Strona:Pułkownikówna Tom 1 (Kraszewski).djvu/92

Z Wikiźródeł, wolnej biblioteki
Ta strona została skorygowana.

— Mogło się pisarzowéj przywidziéć. Prawda że kaszle od dawna, ale mało kto kaszle? żeby zaraz w nim upatrzéć suchoty? Przecież do ołtarza nie idziemy, jest czas się przekonać...
Pułkownikowa, która córkę nie bez przyczyny posądzała o pewną skłonność do Filipowicza, nie uspokoiła się póki nie wyprosiła Szretera, doktora z Nieświeża, aby do niéj zajechał.
Stary niemiec znał całe sąsiedztwo na kilkadziesiąt mil w koło, bo lubił pić i zabawiać się i gdzie tylko zaszumiało zjawiał się do kompanii. Prawdziwy augustowski sługa, Sas, niegdyś nawet pono u dworu używany, pełnił obowiązki doktora u Radziwiłłów, więcéj wina dla siebie niż dla chorych leków potrzebując.
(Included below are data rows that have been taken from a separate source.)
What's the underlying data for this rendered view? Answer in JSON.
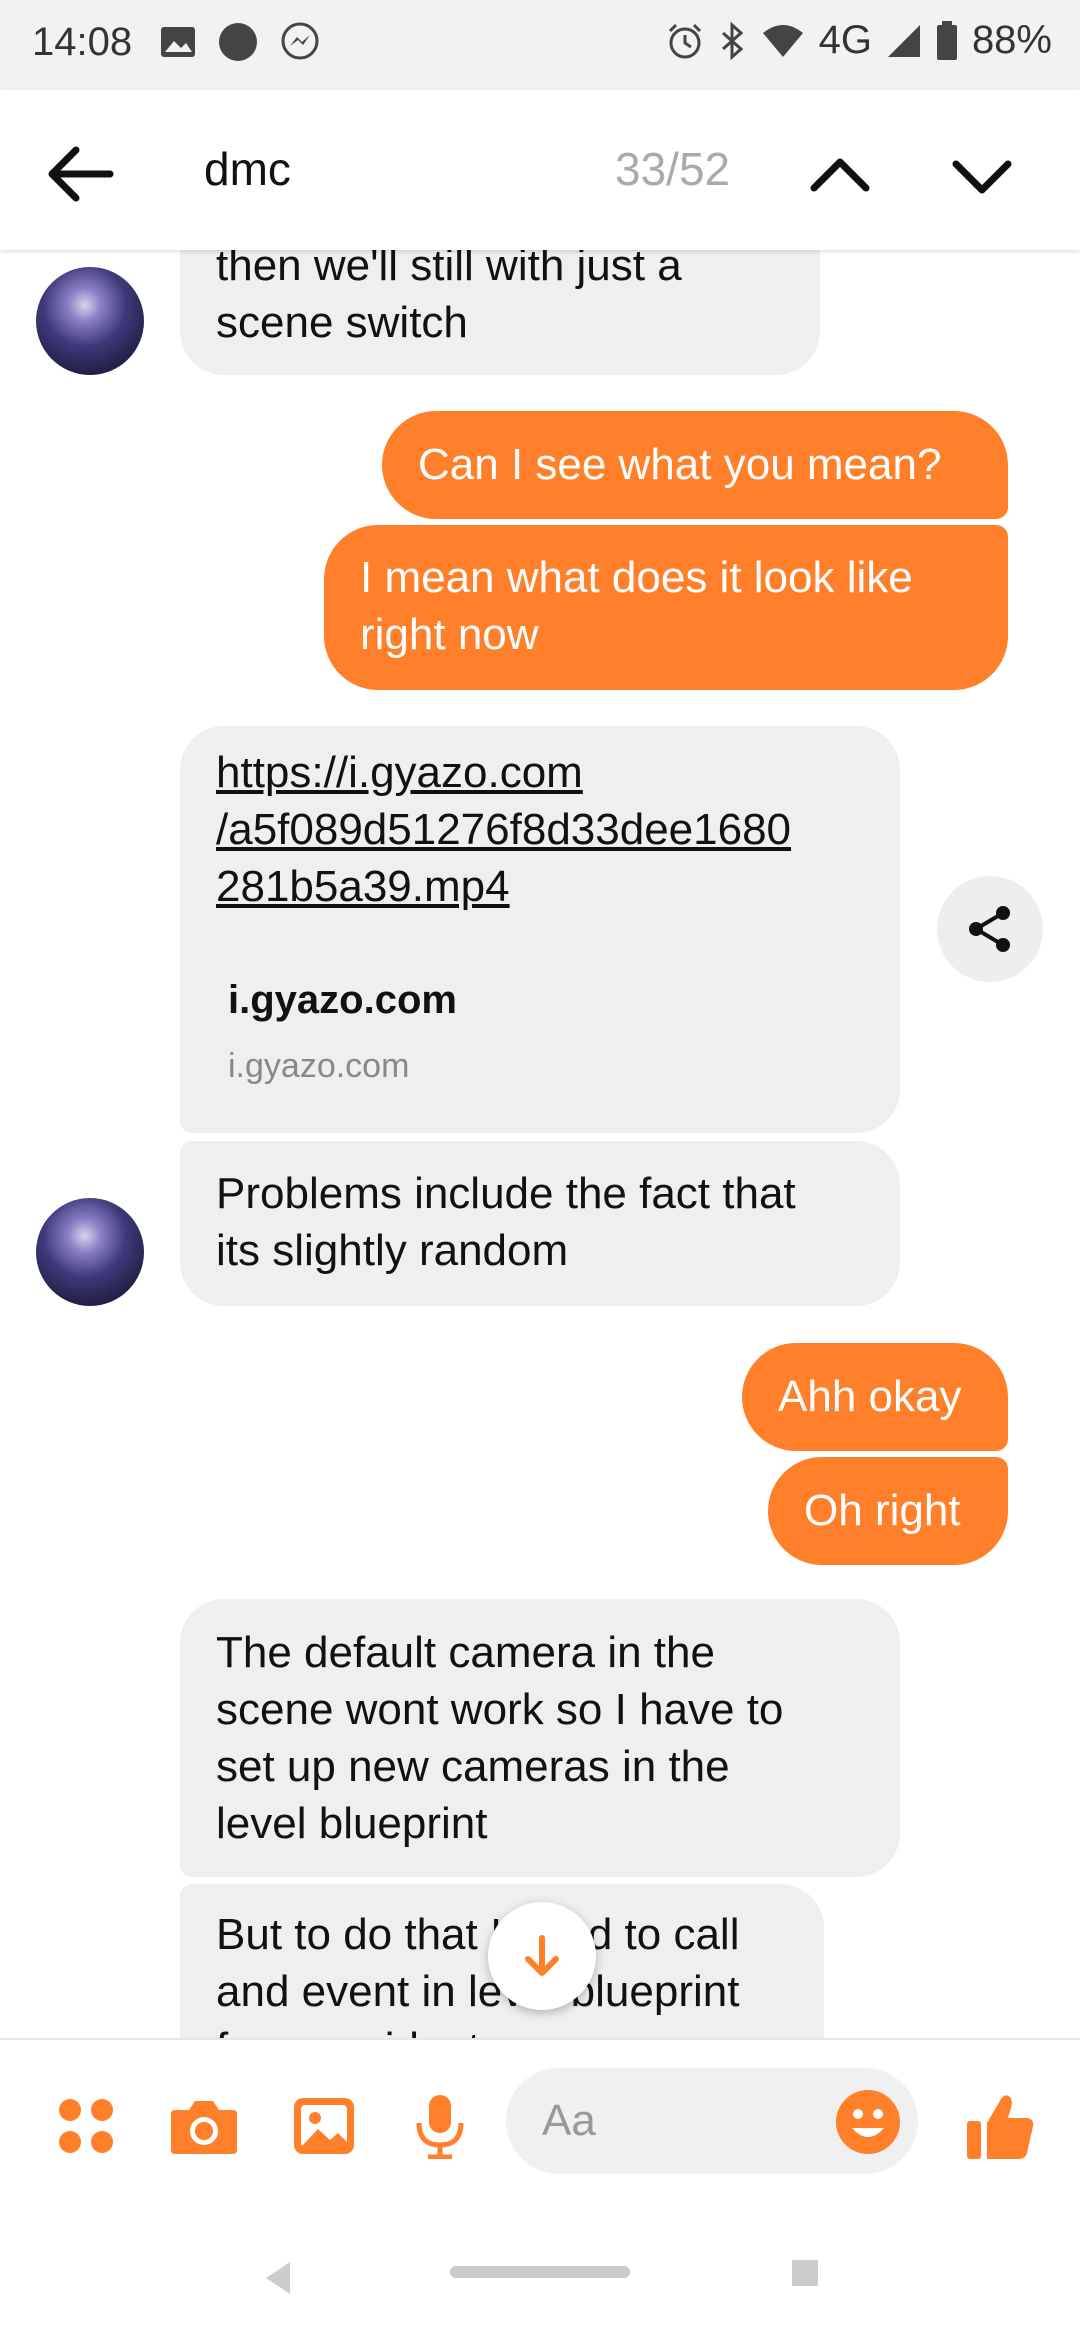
{
  "status_bar": {
    "time": "14:08",
    "network": "4G",
    "battery": "88%",
    "icons": [
      "image-icon",
      "circle-icon",
      "messenger-icon",
      "alarm-icon",
      "bluetooth-icon",
      "wifi-icon",
      "signal-icon",
      "battery-icon"
    ]
  },
  "header": {
    "search_query": "dmc",
    "match_counter": "33/52",
    "icons": [
      "back-arrow-icon",
      "chevron-up-icon",
      "chevron-down-icon"
    ]
  },
  "messages": [
    {
      "side": "in",
      "text_lines": [
        "then we'll still with just a",
        "scene switch"
      ]
    },
    {
      "side": "out",
      "text": "Can I see what you mean?"
    },
    {
      "side": "out",
      "text_lines": [
        "I mean what does it look like",
        "right now"
      ]
    },
    {
      "side": "in",
      "type": "link",
      "url_lines": [
        "https://i.gyazo.com",
        "/a5f089d51276f8d33dee1680",
        "281b5a39.mp4"
      ],
      "preview_title": "i.gyazo.com",
      "preview_domain": "i.gyazo.com"
    },
    {
      "side": "in",
      "text_lines": [
        "Problems include the fact that",
        "its slightly random"
      ]
    },
    {
      "side": "out",
      "text": "Ahh okay"
    },
    {
      "side": "out",
      "text": "Oh right"
    },
    {
      "side": "in",
      "text_lines": [
        "The default camera in the",
        "scene wont work so I have to",
        "set up new cameras in the",
        "level blueprint"
      ]
    },
    {
      "side": "in",
      "text_lines": [
        "But to do that I need to call",
        "and event in level blueprint",
        "from a widget"
      ]
    }
  ],
  "composer": {
    "placeholder": "Aa",
    "icons": [
      "apps-icon",
      "camera-icon",
      "gallery-icon",
      "microphone-icon",
      "emoji-icon",
      "thumbs-up-icon"
    ]
  },
  "colors": {
    "accent": "#FF7F2A",
    "incoming_bubble": "#EFEFEF"
  }
}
Wiedziano jak Szretera przyjmować, że ze stołu przy nim butelka schodzić nie mogła, bo by się zresztą o nią przymówił bez ceremonii. Kazała więc Borkowska dobyć zapleśniałą i zasiadłszy z nim, dosyć niezręcznie zagaiła coś o Filipowiczu.
Szreter był człek domyślny, niedał mówić długo.
— Pani pułkownikowa — rzekł cicho, ręki jéj poufnie dotykając — pewnie dla panienki swéj o to pyta. Kocha się? hm. A co mu z tego kochania? On, żyć nie będzie... do jesieni może dociągnie — kaput.
— To jest zła partya — i dobra partya — dodał — bo on może wdowie piękny grosz zostawić... ale... z nim żyć!